MNI: China Needs Over 5.1% Growth In Q4 To Meet Targets
MNI (BEIJING) - China’s economy should grow by 4.5-4.8% in Q3, meaning a likely multi-trillion-yuan boost to government spending will be vital to achieve expansion of at least 5.1% in Q4 and meet the 5% annual growth target, advisors and analysts told MNI.
Lian Ping, chairman at the China Chief Economist Forum, saw Q3 growth at 4.8%, while a researcher at a government-backed think tank expected 4.7%. Wen Bin, chief economist at China Minsheng Bank predicted 4.5%, slowing from Q2’s 4.7%.
In order to meet the annual GDP target, authorities will partly rely on CNY2.5 trillion in already-allocated quotas for raising project-backed bonds, which could return growth to above 5.2% in Q4 if the funds are deployed quickly to activate workers on the ground, said Lian. This includes CNY250 billion of ultra-long-term special treasuries, and CNY2.3 trillion of local government special bonds, Lian said, adding that a major debt-swap programme promised by the Ministry of Finance to ease the debt burden of local governments could also boost infrastructure spending.
The think tank researcher estimated that the amount of financing authorised for spending on projects but remaining unused is as much as CNY3 trillion. Some of this money could be deployed to ongoing national projects while local government could also use special bonds to purchase idle lands and unsold homes for affordable housing, helping to support the weak property market, the advisor said, asking to remain anonymous.
ADDITIONAL SPENDING
At least CNY2 trillion of additional government spending will be needed to address the gap between budget revenue projections earlier this year and actual revenue, the advisor said. Boosts to trade-in programmes for automobiles and appliances, and for consumer coupons, as well as additional financial assistance to the low-paid and to multi-child families, could help push Q4 growth to 5.1-5.2%, the advisor continued.
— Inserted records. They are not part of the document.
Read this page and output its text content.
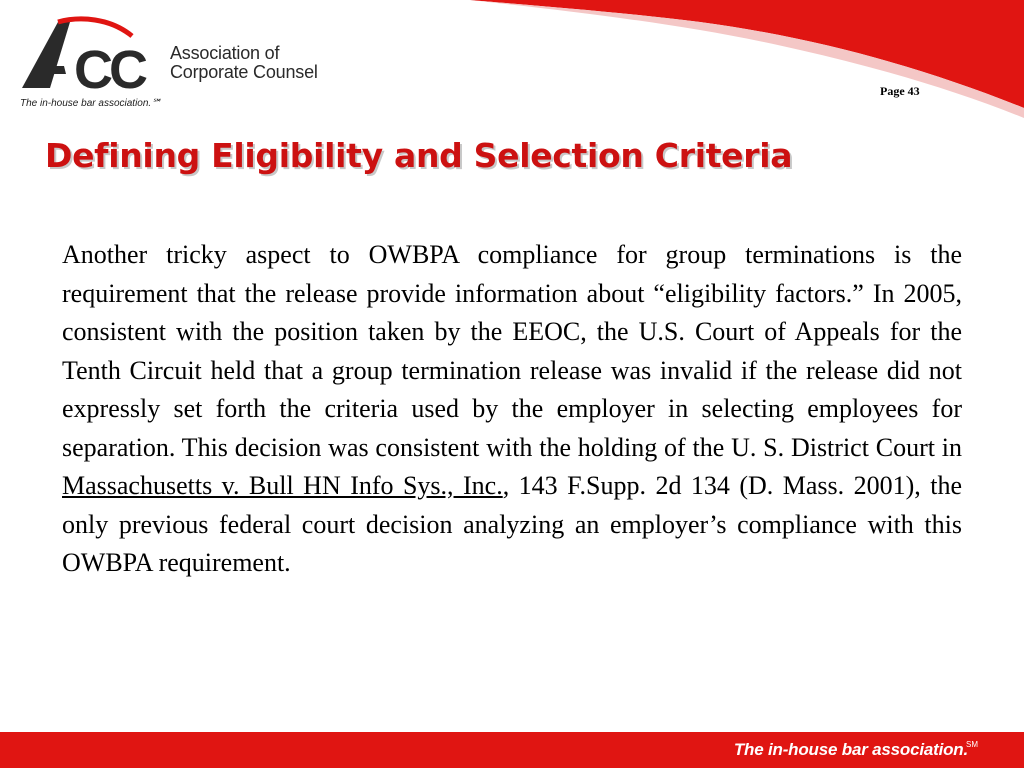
CC Association of
Corporate Counsel
The in-house bar association.℠
Page 43
Defining Eligibility and Selection Criteria

Another tricky aspect to OWBPA compliance for group terminations is the requirement that the release provide information about “eligibility factors.” In 2005, consistent with the position taken by the EEOC, the U.S. Court of Appeals for the Tenth Circuit held that a group termination release was invalid if the release did not expressly set forth the criteria used by the employer in selecting employees for separation. This decision was consistent with the holding of the U. S. District Court in Massachusetts v. Bull HN Info Sys., Inc., 143 F.Supp. 2d 134 (D. Mass. 2001), the only previous federal court decision analyzing an employer’s compliance with this OWBPA requirement.

The in-house bar association.
SM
“Additional funds should focus on reversing negative expectations, so as to promote a rebound in prices and improve tax revenues,” the advisor said. (See MNI INTERVIEW: PBOC Moves, Stimulus To Boost Stocks-BOC's Zong)
The central government’s fiscal deficit is likely to be significantly higher in Q4 than initially budgeted at the beginning of the year, following MOF assurance that it has substantial room for further borrowing, Lian continued, adding that this should include additional issuance of up to CNY1 trillion in special treasuries to replenish capital at large state-owned banks.
CONSUMPTION KEY
Consumption could provide about 55% of GDP growth this year, said Lian, who expects a Q4 jump in retail sales, taking annual growth in the category to 4.5%. The advisor expected retail sales growth above 3% in the last quarter, up from August’s 2.1%, though also cautioning that some of this may be consumption brought forward from next year. (See MNI: Beijing Shifts Focus To Consumption To Boost H2 GDP)
Real-estate investment should slightly narrow its decline to 10% by year-end, and improve more significantly in 2025, as the declines in home sales and housing prices narrow, according to Lian.
The National Bureau of Statistics is set to release the Q3 figures on Friday. Other data releases that day could see September industrial output accelerate to 4.7% from August’s 4.5% amid rising PMI, and a rebound in retail sales growth to 2.5%, Wen said. But fixed-asset investment growth could slow to 3.1% in the first three quarters from the previous 3.4% as local governments coped with hidden debts and manufacturers’ profits slipped, according to Wen.